The wild Druid proclaimed in a croaky voice, “The gods sent me as their messenger to counsel you in your time of greatest strife.”
Amren bristled. “What strife?”
“A week ago,” Myrddin said, twisting the strands of his gray beard with his fingers, “I dreamt that I had wandered out of the old forest to meet you on a footpath near the Ancient Oak. You asked, ‘Why have you come?’ I answered, ‘A demonic entity wants to exchange destinies with one of your daughters.’ After that, I immediately journeyed here to shine the gods’ truth on what you must do next to counter this iniquitous being. I hid in the back corner, so I could better understand the depths of your family’s strife.”

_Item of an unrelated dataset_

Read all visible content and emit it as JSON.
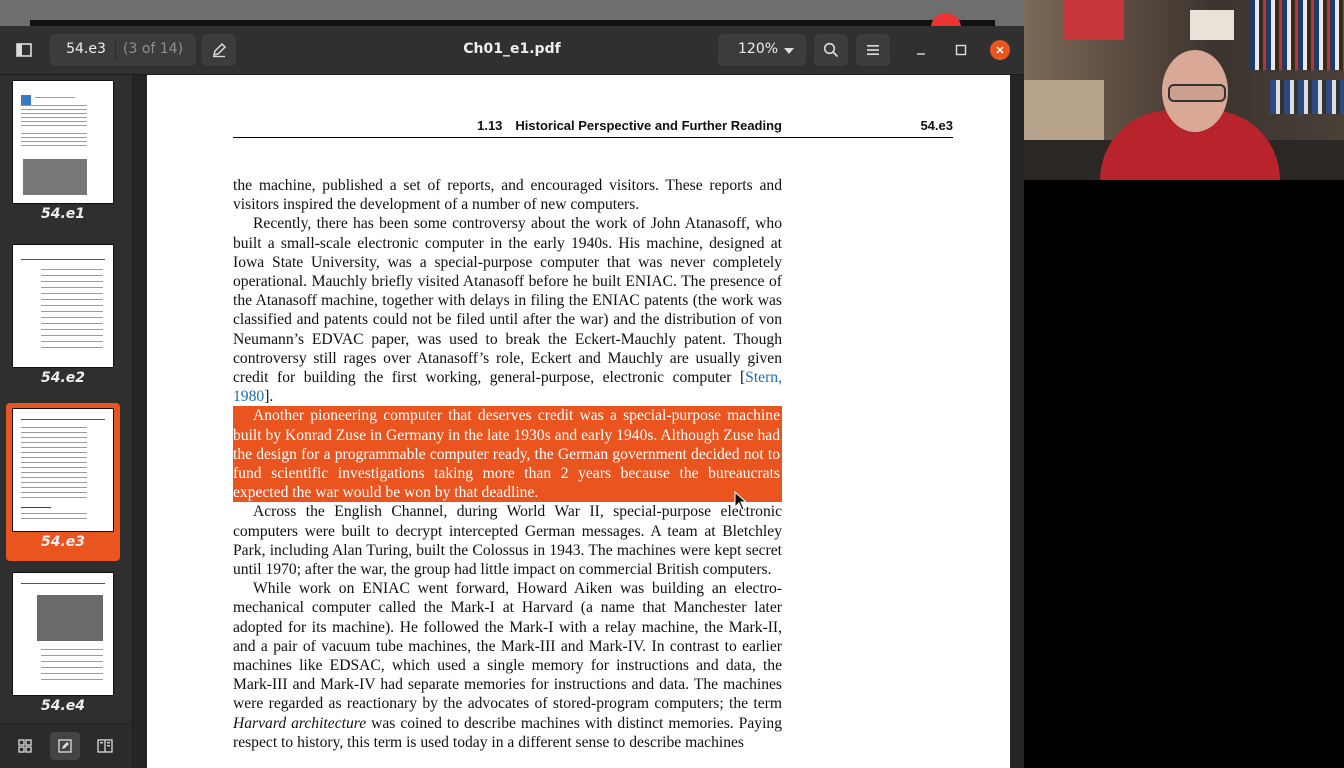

Wary of Myrddin’s true intent, Amren scrutinized the Druid’s weathered, crinkled face. “Have you come to help me break Rhan’s curse?”
Myrddin gave a crusty smirk. “Perhaps . . .”
Annoyed with the Druid’s vague answer, Amren snapped his fingers. “Directly answer my question or be off with you!”
Grinning slyly, Myrddin hunched over his staff like a gnarled oak branch and pounded it on the dark oak floor three times. The crystalline globe, embedded in the serpent’s mouth at the end of the staff, lit up like a rising sun. The wild Druid squinted at the orb’s brilliant surface. He intoned, “I see midday transform to night. Crickets chirp, but bees abuzz disappear. Frost hovers above treetops like death. Leaves fly as black ravens above forest moss. Blood moon shrouds the sun. Emerald hills turn barren. The diamond’s flash crowns the sun. Bees again pollinate Mother Earth.”
The grizzled Druid peered at Catrin through one eye while keeping the other shut. “Are you the keeper of the curse?”